Library Journal says this about the book: "Lou Norton's life changed irrevocably the day her older sister went missing from their Los Angeles ghetto neighborhood. Decades have passed, but Norton, now a homicide detective with the LAPD, is still haunted by and fixated on the unsolved crime. When Lou is called to her old neighborhood to investigate the death of a young girl, she becomes convinced that the crime was committed by the same person who took her sister so long ago... Hall's ... promising series debut introduces a black, female lead in the male-dominated world of the LAPD. The author has fun playing with stereotypes and has developed a strong and likable protagonist. The story shines during Lou's flashbacks to her childhood, which are filled with heart-wrenching memories that make the wisecracking detective more accessible." 

Publishers Weekly praises, "A racially explosive Los Angeles provides the backdrop for this exceptional crime novel from Hall (A Quiet Storm). Elouise "Lou" Norton, an LAPD homicide detective known on the street as "Lockjaw," has solved 90% of the cases she's led. She's a smart, sassy black woman, "sweet as apple pie... laced with arsenic and rusty razor blades," bedeviled by the 25-year-old disappearance of her sister, Tori, and torn asunder emotionally by her straying husband, Greg. Lou is also saddled with a brash newbie partner, Colin Taggert, in a case involving a murdered Jane Doe that Lou suspects is tied to her sister's fate. Dead-on dialogue and atmospheric details help propel a tale full of tormenting moral issues. If the bad grow so close to the good, how do the cops weed them out? And how do we right all these wrongs? Lou, a brave lady in a brave book, does the best she can."

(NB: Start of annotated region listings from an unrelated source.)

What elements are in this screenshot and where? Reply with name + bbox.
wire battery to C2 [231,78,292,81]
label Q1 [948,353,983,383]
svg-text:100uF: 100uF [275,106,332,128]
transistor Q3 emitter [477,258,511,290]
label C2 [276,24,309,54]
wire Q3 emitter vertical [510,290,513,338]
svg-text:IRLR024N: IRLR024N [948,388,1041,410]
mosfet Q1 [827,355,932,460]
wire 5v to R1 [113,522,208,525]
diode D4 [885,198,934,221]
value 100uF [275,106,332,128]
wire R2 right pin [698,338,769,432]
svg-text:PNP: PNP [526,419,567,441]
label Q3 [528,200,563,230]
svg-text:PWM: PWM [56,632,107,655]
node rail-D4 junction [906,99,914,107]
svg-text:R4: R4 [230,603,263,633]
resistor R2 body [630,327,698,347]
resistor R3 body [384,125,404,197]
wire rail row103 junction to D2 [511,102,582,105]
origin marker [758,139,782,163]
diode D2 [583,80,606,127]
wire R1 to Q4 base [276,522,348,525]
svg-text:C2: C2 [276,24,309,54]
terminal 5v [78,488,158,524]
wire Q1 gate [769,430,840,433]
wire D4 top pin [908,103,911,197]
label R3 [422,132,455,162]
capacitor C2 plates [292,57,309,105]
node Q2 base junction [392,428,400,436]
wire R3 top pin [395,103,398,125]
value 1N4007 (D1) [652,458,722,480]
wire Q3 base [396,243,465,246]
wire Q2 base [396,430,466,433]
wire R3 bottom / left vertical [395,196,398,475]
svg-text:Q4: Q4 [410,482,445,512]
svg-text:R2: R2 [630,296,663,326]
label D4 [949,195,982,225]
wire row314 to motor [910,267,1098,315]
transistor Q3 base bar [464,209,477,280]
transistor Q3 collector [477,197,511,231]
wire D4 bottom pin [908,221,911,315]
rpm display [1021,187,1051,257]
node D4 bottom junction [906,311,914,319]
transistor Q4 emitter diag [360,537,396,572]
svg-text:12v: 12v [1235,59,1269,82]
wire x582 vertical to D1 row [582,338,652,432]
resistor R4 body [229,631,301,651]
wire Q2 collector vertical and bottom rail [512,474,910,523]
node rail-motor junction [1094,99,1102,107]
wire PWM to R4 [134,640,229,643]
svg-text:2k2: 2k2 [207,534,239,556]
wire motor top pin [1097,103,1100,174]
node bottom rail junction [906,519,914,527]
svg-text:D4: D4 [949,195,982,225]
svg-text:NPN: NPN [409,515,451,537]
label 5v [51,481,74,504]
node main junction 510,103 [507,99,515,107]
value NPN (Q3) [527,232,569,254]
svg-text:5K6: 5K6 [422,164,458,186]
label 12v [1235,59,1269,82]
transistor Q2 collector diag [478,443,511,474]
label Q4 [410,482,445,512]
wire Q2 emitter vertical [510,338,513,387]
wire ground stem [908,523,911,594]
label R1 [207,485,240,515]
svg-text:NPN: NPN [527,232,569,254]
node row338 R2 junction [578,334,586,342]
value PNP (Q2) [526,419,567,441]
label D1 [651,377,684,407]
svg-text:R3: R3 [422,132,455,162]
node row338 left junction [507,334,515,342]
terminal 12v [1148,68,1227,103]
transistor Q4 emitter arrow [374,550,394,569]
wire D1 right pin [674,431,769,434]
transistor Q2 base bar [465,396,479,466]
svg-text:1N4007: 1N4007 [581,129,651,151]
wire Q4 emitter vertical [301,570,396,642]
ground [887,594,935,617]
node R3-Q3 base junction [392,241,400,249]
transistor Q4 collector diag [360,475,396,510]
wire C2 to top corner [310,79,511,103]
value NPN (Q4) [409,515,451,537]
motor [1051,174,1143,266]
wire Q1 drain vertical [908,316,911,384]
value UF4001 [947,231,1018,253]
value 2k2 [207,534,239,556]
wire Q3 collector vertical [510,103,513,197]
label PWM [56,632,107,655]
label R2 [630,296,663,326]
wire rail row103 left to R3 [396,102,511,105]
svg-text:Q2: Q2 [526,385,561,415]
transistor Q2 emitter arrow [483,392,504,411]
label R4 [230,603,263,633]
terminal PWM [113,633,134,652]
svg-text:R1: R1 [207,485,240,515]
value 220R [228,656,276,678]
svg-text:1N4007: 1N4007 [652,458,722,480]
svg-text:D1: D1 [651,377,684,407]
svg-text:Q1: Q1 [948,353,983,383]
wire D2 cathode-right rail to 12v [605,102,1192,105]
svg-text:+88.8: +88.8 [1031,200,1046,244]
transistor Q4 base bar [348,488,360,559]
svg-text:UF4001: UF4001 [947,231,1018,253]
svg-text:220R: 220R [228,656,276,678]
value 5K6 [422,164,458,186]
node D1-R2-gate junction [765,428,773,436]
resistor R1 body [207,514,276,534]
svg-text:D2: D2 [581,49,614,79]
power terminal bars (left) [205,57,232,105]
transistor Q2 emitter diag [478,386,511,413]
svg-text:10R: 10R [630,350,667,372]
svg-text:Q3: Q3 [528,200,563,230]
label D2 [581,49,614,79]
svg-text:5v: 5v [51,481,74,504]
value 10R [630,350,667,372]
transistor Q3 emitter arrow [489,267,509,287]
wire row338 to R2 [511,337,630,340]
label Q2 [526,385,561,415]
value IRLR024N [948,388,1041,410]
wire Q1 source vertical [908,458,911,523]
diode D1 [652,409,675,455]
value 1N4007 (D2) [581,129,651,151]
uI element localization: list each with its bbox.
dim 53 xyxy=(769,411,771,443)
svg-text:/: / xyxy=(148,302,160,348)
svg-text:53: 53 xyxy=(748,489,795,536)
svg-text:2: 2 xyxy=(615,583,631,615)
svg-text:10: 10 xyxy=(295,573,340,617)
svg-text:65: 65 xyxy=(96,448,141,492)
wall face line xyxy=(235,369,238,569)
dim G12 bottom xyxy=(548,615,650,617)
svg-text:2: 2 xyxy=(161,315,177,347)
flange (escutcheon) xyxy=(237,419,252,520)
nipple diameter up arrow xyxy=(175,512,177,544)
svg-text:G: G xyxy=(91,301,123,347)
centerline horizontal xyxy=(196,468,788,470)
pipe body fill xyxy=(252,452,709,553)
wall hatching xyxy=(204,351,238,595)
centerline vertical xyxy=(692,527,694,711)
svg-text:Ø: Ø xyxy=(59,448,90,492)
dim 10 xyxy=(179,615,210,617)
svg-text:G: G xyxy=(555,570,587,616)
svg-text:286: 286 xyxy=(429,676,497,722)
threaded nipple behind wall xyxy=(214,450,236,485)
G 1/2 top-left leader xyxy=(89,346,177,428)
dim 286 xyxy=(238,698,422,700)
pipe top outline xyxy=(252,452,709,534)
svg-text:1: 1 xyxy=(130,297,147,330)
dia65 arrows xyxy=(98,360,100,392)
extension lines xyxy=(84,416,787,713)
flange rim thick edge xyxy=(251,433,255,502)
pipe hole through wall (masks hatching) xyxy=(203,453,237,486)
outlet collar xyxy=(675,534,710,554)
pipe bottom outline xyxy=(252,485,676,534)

Booklist describes the protagonist this way: "Lou is a good cop and fun to watch great instincts, a no-nonsense interviewing style, and uncompromising in her efforts to catch the bad guy. She's a well-rounded character who can keep her sense of humor even when her work hits painfully close to home. As she tells her partner, I'm sassy, but not Florence-the-Jeffersons'-maid sassy. ...here she moves easily into the suspense genre where hopefully she... will stay for a long time to come."

Kirkus concludes their brief review, "This first procedural from Hall (A Quiet Storm, 2002, etc.) combines a conflicted, gutsy heroine and a complex, many-layered mystery."